Aussi, seuls les produits répondant à la définition des produits artisanaux et industriels et réunissant les trois conditions précitées peuvent bénéficier de la protection des IGPAI, sous réserve d’avoir fait l’objet d’un enregistrement auprès des autorités compétentes.  

Comment enregistrer une IGPAI ? 

Le demandeur doit, en principe, être un groupement de producteurs, défini comme « toute association principalement composée de producteurs concernés par le même produit »[4].

Le règlement met en place un système d’enregistrement à deux niveaux[5] : 

  • 1ère étape : dépôt de la demande auprès de l’autorité nationale compétente qui examine la demande d’enregistrement et rend sa décision ; 
  • 2ème étape : instruction et, le cas échéant, enregistrement de la demande au niveau européen par l’EUIPO[6], devant lequel l’autorité nationale a déposé la demande d’enregistrement après avoir rendu un avis favorable. 

La demande d’enregistrement est effectuée sur la base d’un cahier des charges et d’un « document unique » comportant des informations telles que la dénomination à protéger, le type de produit et sa description et la définition de l’aire géographique. 

Le règlement prévoit également deux procédures d’opposition, l’une pendant la phase d’enregistrement nationale et l’autre pendant la phase d’enregistrement auprès de l’EUIPO. Dans les deux cas, l’opposant pourra se fonder sur les critères suivants :

  • L’absence de satisfaction de l’IGPAI sollicitée aux exigences de protection posées par le règlement ;
  • Le caractère générique de l’IGPAI sollicitée ;
  • L’existence d’une IGPAI ou d’une demande d’IGPAI identique ou similaire ;
  • L’atteinte à une marque antérieure, à une dénomination identique ou similaire utilisée dans la vie des affaires ou à un produit légalement sur le marché depuis au moins 5 ans.

Une fois l’IGPAI enregistrée, les producteurs qui commercialisent un produit conforme au cahier des charges disposent d’un droit d’utilisation leur permettant d’utiliser la dénomination protégée dans le cadre de la publicité de leurs produits et notamment sur l’étiquetage. 

Quelle protection pour les IGPAI ? 

Le règlement met en place plusieurs niveaux de protection des IGPAI permettant aux producteurs de lutter contre l’usage illicite de ces dernières. 

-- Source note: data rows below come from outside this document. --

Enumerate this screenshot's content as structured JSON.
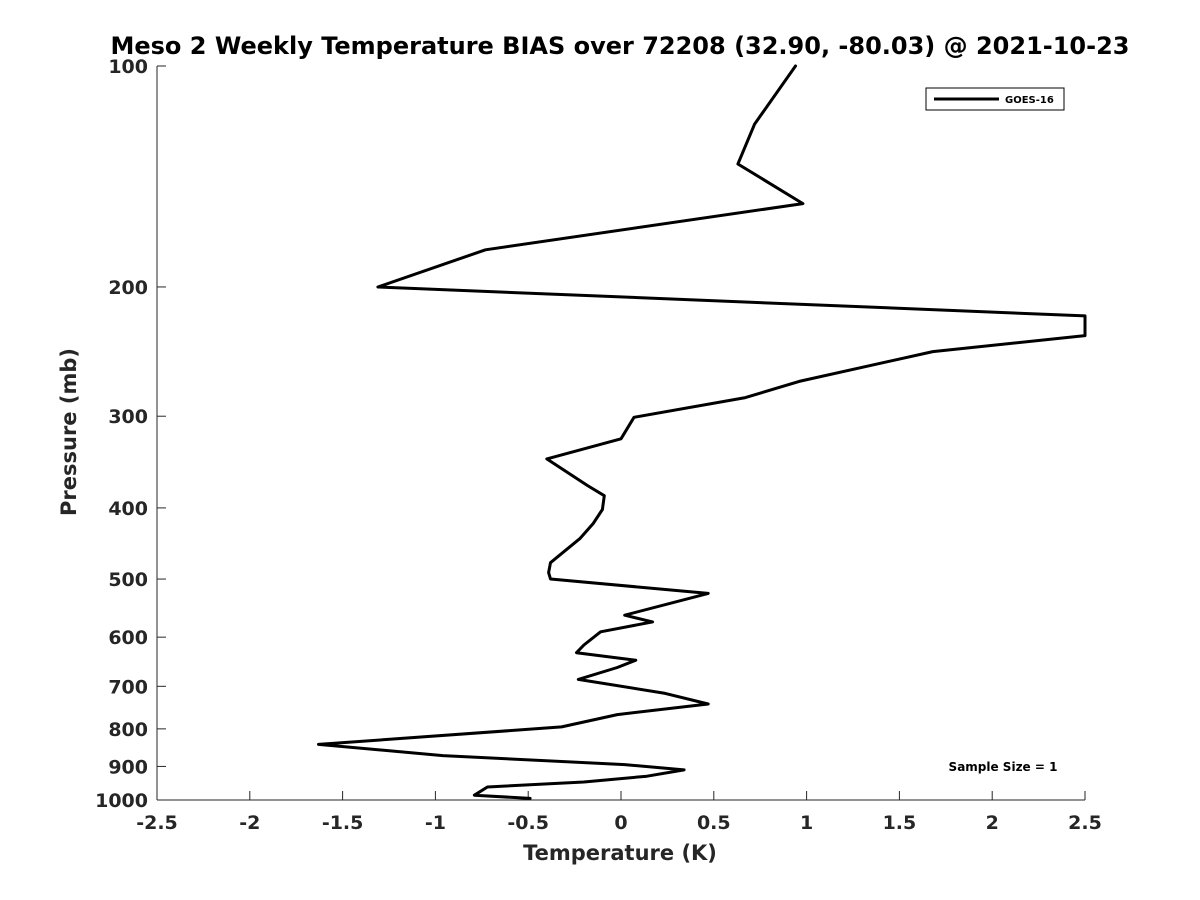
{
  "chart_data": {
    "type": "line",
    "title": "Meso 2 Weekly Temperature BIAS over 72208 (32.90, -80.03) @ 2021-10-23",
    "xlabel": "Temperature (K)",
    "ylabel": "Pressure (mb)",
    "xlim": [
      -2.5,
      2.5
    ],
    "ylim": [
      100,
      1000
    ],
    "y_scale": "log",
    "y_reversed": true,
    "x_ticks": [
      "-2.5",
      "-2",
      "-1.5",
      "-1",
      "-0.5",
      "0",
      "0.5",
      "1",
      "1.5",
      "2",
      "2.5"
    ],
    "y_ticks": [
      "100",
      "200",
      "300",
      "400",
      "500",
      "600",
      "700",
      "800",
      "900",
      "1000"
    ],
    "grid": false,
    "legend_position": "top-right",
    "series": [
      {
        "name": "GOES-16",
        "color": "#000000",
        "x": [
          0.94,
          0.72,
          0.63,
          0.98,
          -0.73,
          -1.31,
          2.5,
          2.5,
          1.68,
          0.96,
          0.67,
          0.07,
          0.0,
          -0.4,
          -0.18,
          -0.09,
          -0.1,
          -0.15,
          -0.22,
          -0.38,
          -0.39,
          -0.38,
          0.47,
          0.02,
          0.17,
          -0.11,
          -0.2,
          -0.24,
          0.08,
          -0.02,
          -0.23,
          0.23,
          0.47,
          -0.02,
          -0.32,
          -1.63,
          -0.96,
          0.02,
          0.34,
          0.14,
          -0.2,
          -0.72,
          -0.79,
          -0.49
        ],
        "y": [
          100,
          120,
          136,
          154,
          178,
          200,
          219,
          233,
          245,
          269,
          283,
          301,
          322,
          343,
          373,
          385,
          402,
          420,
          440,
          475,
          490,
          500,
          523,
          560,
          572,
          590,
          615,
          630,
          645,
          660,
          685,
          715,
          740,
          765,
          795,
          840,
          870,
          895,
          910,
          928,
          945,
          960,
          985,
          995
        ]
      }
    ],
    "legend_entries": [
      "GOES-16"
    ],
    "annotation": "Sample Size = 1"
  }
}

Les IGPAI sont ainsi protégées contre : 

  • L’utilisation commerciale directe ou indirecte de l’IG pour des produits non couverts par l’enregistrement lorsqu’il existe un risque de confusion ou que son utilisation permet de profiter de la réputation de l’IG, de l’affaiblir, de l’atténuer ou de lui porter préjudice ; 
  • L’usurpation, l’imitation ou l’évocation de la dénomination protégée, y compris via l’utilisation d’expressions telles que « genre », « type », « imitation », etc. ; 
  • L’indication fausse ou fallacieuse quant à la provenance, l’origine, la nature, ou les qualités essentielles du produit ;
  • Toute autre pratique susceptible d’induire en erreur le consommateur quant à la véritable origine du produit.  

La protection des IGPAI s’applique à toute marchandise entrant sur le territoire de l’Union européenne et à toutes les marchandises peu importe leur canal de distribution (vente physique ou e-commerce). 

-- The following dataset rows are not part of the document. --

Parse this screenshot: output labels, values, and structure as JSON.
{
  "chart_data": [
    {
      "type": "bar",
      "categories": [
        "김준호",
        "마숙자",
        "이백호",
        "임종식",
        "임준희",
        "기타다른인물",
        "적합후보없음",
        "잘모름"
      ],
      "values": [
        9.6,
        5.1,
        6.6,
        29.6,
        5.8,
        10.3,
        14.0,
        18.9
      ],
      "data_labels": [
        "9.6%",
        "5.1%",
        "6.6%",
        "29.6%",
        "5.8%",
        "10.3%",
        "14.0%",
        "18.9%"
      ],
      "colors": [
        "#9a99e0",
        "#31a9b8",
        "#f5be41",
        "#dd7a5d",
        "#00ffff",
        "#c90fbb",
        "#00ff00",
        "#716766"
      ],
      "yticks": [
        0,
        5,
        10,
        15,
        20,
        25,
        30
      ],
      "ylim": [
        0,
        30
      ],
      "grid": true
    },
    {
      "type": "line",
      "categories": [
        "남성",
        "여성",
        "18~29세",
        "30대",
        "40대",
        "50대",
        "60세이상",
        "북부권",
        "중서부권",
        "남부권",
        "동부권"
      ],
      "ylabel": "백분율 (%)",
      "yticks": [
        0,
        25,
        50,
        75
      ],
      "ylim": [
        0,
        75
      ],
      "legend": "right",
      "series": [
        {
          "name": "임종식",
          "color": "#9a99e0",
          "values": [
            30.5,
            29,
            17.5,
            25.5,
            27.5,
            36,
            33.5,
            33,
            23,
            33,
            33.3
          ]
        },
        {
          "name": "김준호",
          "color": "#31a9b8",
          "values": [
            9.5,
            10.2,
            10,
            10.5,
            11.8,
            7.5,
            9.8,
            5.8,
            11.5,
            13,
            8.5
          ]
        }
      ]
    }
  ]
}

Par ailleurs, le règlement prévoit que les IGPAI enregistrées constituent des signes distinctifs opposables à l’enregistrement d’une marque. Elles pourront également être invoquées dans le cadre des procédures de règlement extrajudiciaire des litiges portant sur les noms de domaine

Le règlement sera pleinement applicable à compter du 1er décembre 2025.  

Lire le règlement 2023/2411 du 18 octobre 2023 relatif à la protection des indications géographiques pour les produits artisanaux et industriels


[1] Cette protection est accordée par l’intermédiaire des Appellations d’Origine Contrôlée (AOC) et des Appellations d’Origine Protégée (AOP).

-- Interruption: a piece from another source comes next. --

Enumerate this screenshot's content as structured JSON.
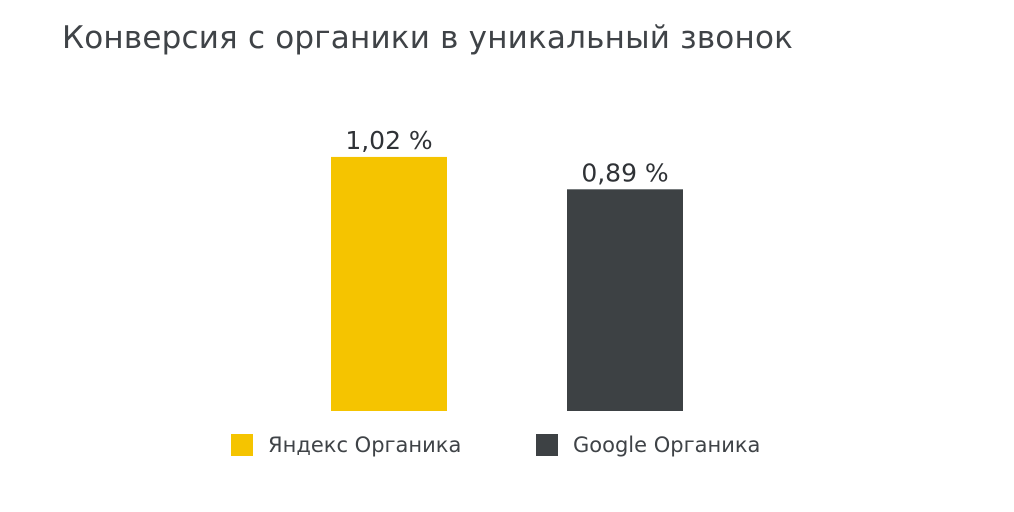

[2] Loi 2014-344 du 17 mars 2014 relatif à la consommation. 

[3] Cette dernière condition n’est pas prévue en droit français (article L721-2 du Code de la propriété intellectuelle).

[4] Par exception, le demande d’enregistrement peut être effectuée par un seul producteur, une entité locale ou régionale de l’État-membre d’origine ou plusieurs demandeurs émanant de pays différents (article 8).

[5] Par dérogation, les États-membres peuvent écarter la phase d’enregistrement nationale (article 19).  

[6] Office de l’Union européenne pour la propriété intellectuelle.